McIntyre has written thousands of articles for 24/7 Wall St. He is an expert on corporate finance, the automotive industry, media companies and international finance. He has edited articles on national demographics, sports, personal income and travel.

His work has been quoted or mentioned in The New York Times, The Wall Street Journal, Los Angeles Times, The Washington Post, NBC News, Time, The New Yorker, HuffPost USA Today, Business Insider, Yahoo, AOL, MarketWatch, The Atlantic, Bloomberg, New York Post, Chicago Tribune, Forbes, The Guardian and many other major publications. McIntyre has been a guest on CNBC, the BBC and television and radio stations across the country.

A magna cum laude graduate of Harvard College, McIntyre also was president of The Harvard Advocate. Founded in 1866, the Advocate is the oldest college publication in the United States.
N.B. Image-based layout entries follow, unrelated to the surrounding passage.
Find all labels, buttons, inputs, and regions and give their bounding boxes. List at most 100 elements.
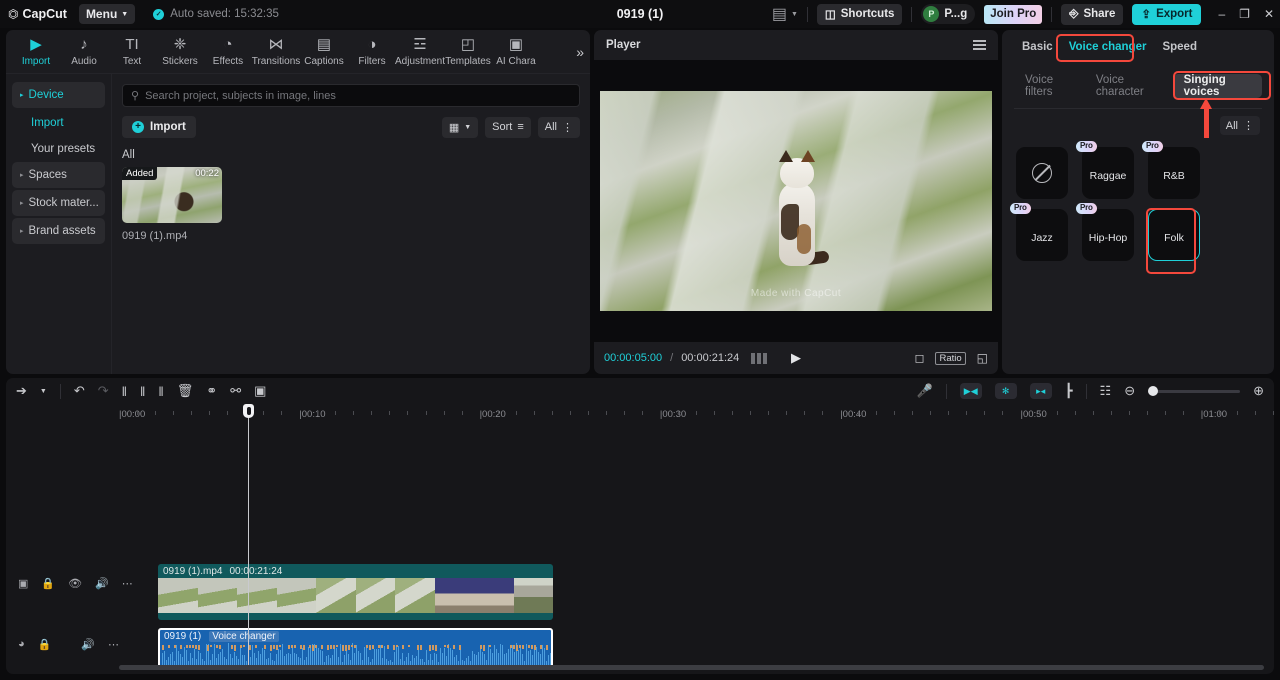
import-button[interactable]: + Import [122, 116, 196, 138]
segment-voice-character[interactable]: Voice character [1085, 74, 1173, 98]
timeline-ruler[interactable]: |00:00|00:10|00:20|00:30|00:40|00:50|01:… [119, 404, 1274, 426]
waveform-bar [310, 646, 311, 666]
record-voiceover-icon[interactable]: 🎤 [917, 383, 933, 399]
zoom-preview-icon[interactable]: ◻ [915, 351, 925, 365]
ratio-button[interactable]: Ratio [935, 352, 965, 365]
chevron-down-icon[interactable]: ▼ [40, 388, 47, 395]
export-button[interactable]: ⇪ Export [1132, 4, 1201, 25]
tool-tab-adjustment[interactable]: ☲Adjustment [396, 37, 444, 67]
more-options-icon[interactable]: ⋯ [122, 577, 133, 590]
tool-tab-filters[interactable]: ◑Filters [348, 37, 396, 67]
tool-tab-effects[interactable]: ◔Effects [204, 37, 252, 67]
trim-left-icon[interactable]: ‖ [140, 384, 145, 399]
sidebar-item-your-presets[interactable]: Your presets [12, 136, 105, 162]
menu-button[interactable]: Menu ▼ [79, 4, 135, 24]
tab-basic[interactable]: Basic [1016, 37, 1059, 57]
tool-tab-transitions[interactable]: ⋈Transitions [252, 37, 300, 67]
voice-filter-button[interactable]: All ⋮ [1220, 116, 1260, 135]
track-thumbnail-icon[interactable]: ▣ [18, 577, 28, 590]
player-menu-icon[interactable] [973, 40, 986, 50]
waveform-bar [278, 649, 279, 666]
visibility-icon[interactable]: 👁 [68, 577, 82, 590]
split-icon[interactable]: ‖ [122, 384, 127, 399]
tool-tab-text[interactable]: TIText [108, 37, 156, 67]
user-account-chip[interactable]: P P...g [921, 4, 975, 24]
trim-right-icon[interactable]: ‖ [158, 384, 163, 399]
upload-icon: ⇪ [1141, 7, 1151, 21]
waveform-bar [500, 644, 501, 666]
waveform-peak [186, 645, 188, 648]
tab-speed[interactable]: Speed [1156, 37, 1203, 57]
library-section-label: All [122, 149, 580, 161]
close-icon[interactable]: ✕ [1264, 7, 1274, 21]
join-pro-button[interactable]: Join Pro [984, 5, 1042, 24]
voice-tile-raggae[interactable]: ProRaggae [1082, 147, 1134, 199]
sidebar-item-import[interactable]: Import [12, 110, 105, 136]
tool-tab-captions[interactable]: ▤Captions [300, 37, 348, 67]
tool-tab-label: Adjustment [395, 56, 445, 67]
minimize-icon[interactable]: – [1218, 7, 1225, 21]
share-button[interactable]: ⎆ Share [1061, 4, 1123, 25]
waveform-peak [264, 645, 266, 649]
voice-tile-hip-hop[interactable]: ProHip-Hop [1082, 209, 1134, 261]
layout-preset-button[interactable]: ▤ ▼ [772, 4, 798, 24]
timeline-horizontal-scrollbar[interactable] [119, 665, 1264, 670]
link-toggle[interactable]: ▸◂ [1030, 383, 1052, 399]
fullscreen-icon[interactable]: ◱ [977, 351, 988, 365]
volume-icon[interactable]: 🔊 [95, 577, 109, 590]
play-button[interactable]: ▶ [791, 350, 801, 366]
video-preview[interactable]: Made with CapCut [600, 91, 992, 311]
more-tools-icon[interactable]: » [576, 44, 584, 60]
playhead-handle[interactable] [243, 404, 254, 418]
maximize-icon[interactable]: ❐ [1239, 7, 1250, 21]
auto-snap-toggle[interactable]: ✻ [995, 383, 1017, 399]
segment-singing-voices[interactable]: Singing voices [1173, 74, 1262, 98]
sidebar-item-stock-mater-[interactable]: ▸Stock mater... [12, 190, 105, 216]
lock-icon[interactable]: 🔒 [38, 638, 52, 651]
undo-icon[interactable]: ↶ [74, 383, 85, 399]
shortcuts-button[interactable]: ◫ Shortcuts [817, 4, 903, 25]
snap-left-toggle[interactable]: ▶◀ [960, 383, 982, 399]
lock-icon[interactable]: 🔒 [41, 577, 55, 590]
voice-tile-folk[interactable]: Folk [1148, 209, 1200, 261]
zoom-slider[interactable] [1148, 390, 1240, 393]
tool-tab-templates[interactable]: ◰Templates [444, 37, 492, 67]
tab-voice-changer[interactable]: Voice changer [1063, 37, 1153, 57]
voice-tile-jazz[interactable]: ProJazz [1016, 209, 1068, 261]
waveform-bar [402, 653, 403, 666]
crop-icon[interactable]: ▣ [254, 383, 266, 399]
select-tool-icon[interactable]: ➔ [16, 383, 27, 399]
tool-tab-import[interactable]: ▶Import [12, 37, 60, 67]
sidebar-item-spaces[interactable]: ▸Spaces [12, 162, 105, 188]
split-marker-icon[interactable]: ┣ [1065, 383, 1073, 399]
adapt-view-icon[interactable]: ☷ [1100, 383, 1112, 399]
segment-voice-filters[interactable]: Voice filters [1014, 74, 1085, 98]
sidebar-item-device[interactable]: ▸Device [12, 82, 105, 108]
tool-tab-stickers[interactable]: ❈Stickers [156, 37, 204, 67]
freeze-frame-icon[interactable]: ⚭ [206, 383, 217, 399]
audio-track-icon[interactable]: ◕ [18, 638, 25, 650]
zoom-out-icon[interactable]: ⊖ [1124, 383, 1135, 399]
view-mode-button[interactable]: ▦ ▼ [442, 117, 478, 138]
sort-button[interactable]: Sort ≡ [485, 117, 531, 138]
zoom-in-icon[interactable]: ⊕ [1253, 383, 1264, 399]
zoom-slider-handle[interactable] [1148, 386, 1158, 396]
sidebar-item-brand-assets[interactable]: ▸Brand assets [12, 218, 105, 244]
frame-view-icon[interactable] [751, 353, 767, 364]
tool-tab-audio[interactable]: ♪Audio [60, 37, 108, 67]
delete-icon[interactable]: 🗑 [177, 383, 194, 399]
redo-icon[interactable]: ↷ [98, 383, 109, 399]
playhead[interactable] [248, 404, 249, 666]
audio-clip[interactable]: 0919 (1) Voice changer [158, 628, 553, 668]
video-clip[interactable]: 0919 (1).mp4 00:00:21:24 [158, 564, 553, 620]
voice-tile-r-b[interactable]: ProR&B [1148, 147, 1200, 199]
media-thumbnail[interactable]: Added 00:22 [122, 167, 222, 223]
more-options-icon[interactable]: ⋯ [108, 638, 119, 651]
mirror-icon[interactable]: ⚯ [230, 383, 241, 399]
tool-tab-ai-chara[interactable]: ▣AI Chara [492, 37, 540, 67]
filter-button[interactable]: All ⋮ [538, 117, 580, 138]
media-item[interactable]: Added 00:22 0919 (1).mp4 [122, 167, 222, 242]
search-input[interactable]: ⚲ Search project, subjects in image, lin… [122, 84, 580, 107]
volume-icon[interactable]: 🔊 [81, 638, 95, 651]
voice-tile-none[interactable] [1016, 147, 1068, 199]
TheStreet.com, Comps.com and Edgar Online are some of the public companies for which McIntyre served on the board of directors. He was a Vicinity Corporation board member when the company was sold to Microsoft in 2002. He served on the audit committees of some of these companies.

McIntyre has been the CEO of FutureSource, a provider of trading terminals and news to commodities and futures traders. He was president of Switchboard, the online phone directory company. He served as chairman and CEO of On2 Technologies, the video compression company that provided video compression software for Adobe’s Flash. Google bought On2 in 2009.